Yesterday afternoon, I was like the Cheshire Cat, grinning and purring contentedly about how smoothly the first four weeks of Lily’s life have slid by.

Yesterday evening, I was Alice herself, “shedding gallons of tears, until there was a large pool all round her, about four inches deep, and reaching half down the hall.”  Unlike Alice, who was understandably crying because she had suddenly grown to about nine feet high, I was less understandably sobbing about what a terrible mother I am and how bleak the prospect of my being any better at it over the next many months appears.

Primarily, I was crying because my girl wouldn’t stop crying.  And I wasn’t trying to stop her, which merely led to more heart-rending screams on her part (and maybe on mine — no one else was around to witness them, so I can’t be entirely sure).  Her screams led me to remember all the times I let Jake cry the same way when he was an infant.   Which made me cry more instead of reassuring me that good mothers sometimes can’t deal with their babies’ crying and those babies turn out just fine anyhow.

Worst of all, I was feeling — how could any mother feel, much less admit, this? — resentful that Lily wanted to use my breast as a pacifier.  (Perhaps, I discovered later, because the nail on my pinkie finger was just a sliver too long and likely slicing the top of the poor girl’s mouth when I offered her a finger pacifier as a substitute.  Which thought makes me want to cry a little bit now.)

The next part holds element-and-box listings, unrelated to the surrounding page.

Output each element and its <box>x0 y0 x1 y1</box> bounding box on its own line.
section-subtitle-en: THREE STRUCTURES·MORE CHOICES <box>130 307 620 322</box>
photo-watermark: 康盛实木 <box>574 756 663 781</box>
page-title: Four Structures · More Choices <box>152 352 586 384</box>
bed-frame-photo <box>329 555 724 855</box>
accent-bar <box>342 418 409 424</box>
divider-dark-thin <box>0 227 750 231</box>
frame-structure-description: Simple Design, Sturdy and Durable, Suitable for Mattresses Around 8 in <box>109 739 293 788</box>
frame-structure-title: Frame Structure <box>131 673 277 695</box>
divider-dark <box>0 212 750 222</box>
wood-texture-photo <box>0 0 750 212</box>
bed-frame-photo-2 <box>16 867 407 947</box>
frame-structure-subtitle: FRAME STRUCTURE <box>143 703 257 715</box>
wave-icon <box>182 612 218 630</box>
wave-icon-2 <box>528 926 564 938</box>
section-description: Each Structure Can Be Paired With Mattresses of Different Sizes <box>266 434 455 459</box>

All this crying in front of my impressionable young infant made me — what else? — cry some more.  Even though I knew, despite my state of utter unreasonableness, that she will not remember her mother crying hysterically in front of her.  Didn’t matter.  Surely I was damaging her delicate new psyche in permanent and insidious ways.

In short, in the space of a few hours, I went from thinking I had finally put all the pieces of my life into place to being quite certain I could not manage life or motherhood, especially the next two to four years of it.

And I realized that It Is Hard.  Even when you find a place where it doesn’t feel like it.